Perhaps the police will pull us out of this ethical ditch by launching an investigation. Brand could also attempt to clear his name with a libel case. If he is innocent I hope he will. After all, this is not — as some people have suggested — only an example of “she said, he said”. It is at least claimed that there is material evidence (texted admissions of guilt, though non-specific, and medical records from a rape crisis centre). There is, in other words, a lot to be analysed rather than just assertions to be flung back and forth. 

But how should we behave in lieu of legal proceedings? This feels dreadful to say as an opinion columnist — the general attitude of our kind being one of Godlike confidence — but I’m not entirely sure. I only know we have to draw a line somewhere and it cannot be in front of a prison’s gates. Perhaps the most eccentric anti-Brand intervention came from former Secretary of State for Digital, Culture, Media and Sport Nadine Dorries, who attacked Brand’s wife for standing by him. If even your marriage is expected to collapse, what exactly does the presumption of innocence offer you except the freedom to open a door?
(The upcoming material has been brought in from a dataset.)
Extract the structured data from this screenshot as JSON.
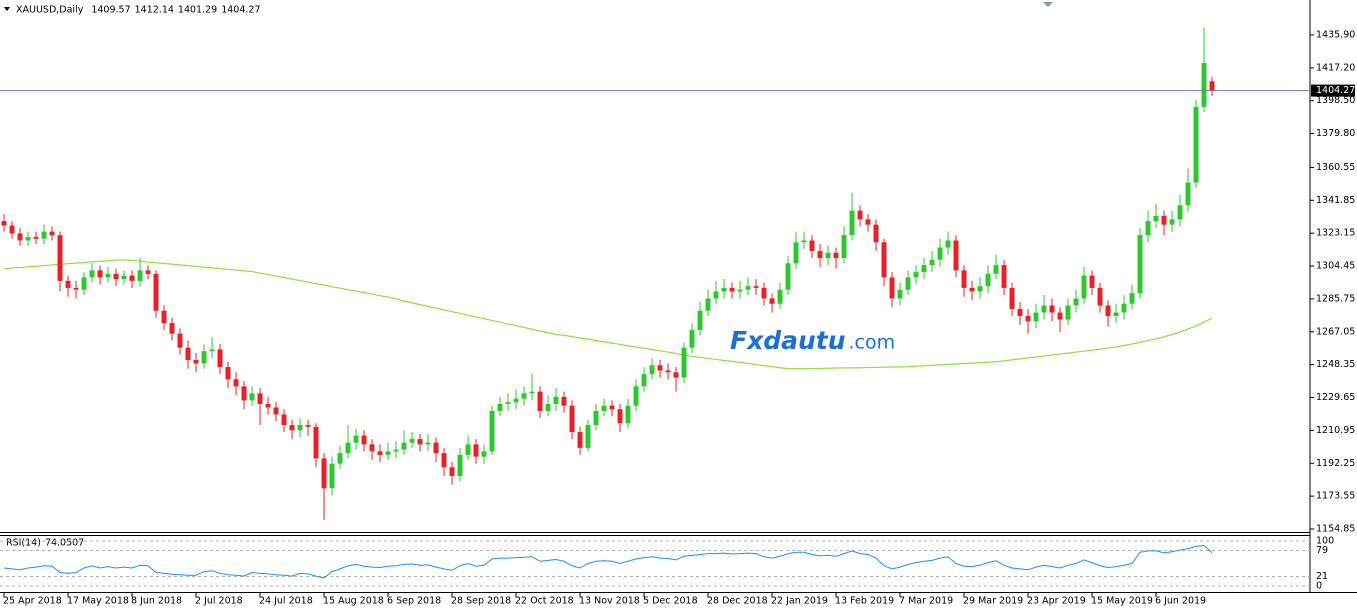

Yes, a lot of the people who are banging on about the presumption of innocence have in fact assumed that Brand is innocent — the sort of people whose admiration for his vaccine-bashing, Bill Gates-trashing shtick have led them to call him a hero and announce their support. I don’t have time for that (which, granted, is easy to say when I always thought he was an oleaginous aspiring cult leader).

Yet to maintain the presumption of innocence to the extent that you won’t actively call someone guilty but will behave in every sense as if they are guilty seems like cowardice. When you delete someone’s entire back catalogue — to erase any sign of their existence — you’re not expressing a private suspicion. You’re making a very public statement about them as a human being. To pretend that you have any doubts, in such circumstances, is like pretending to be an agnostic as you do a line of coke off the Bible.

One hopes that some form of official investigation will begin soon, that the truth will prevail, and that justice will triumph.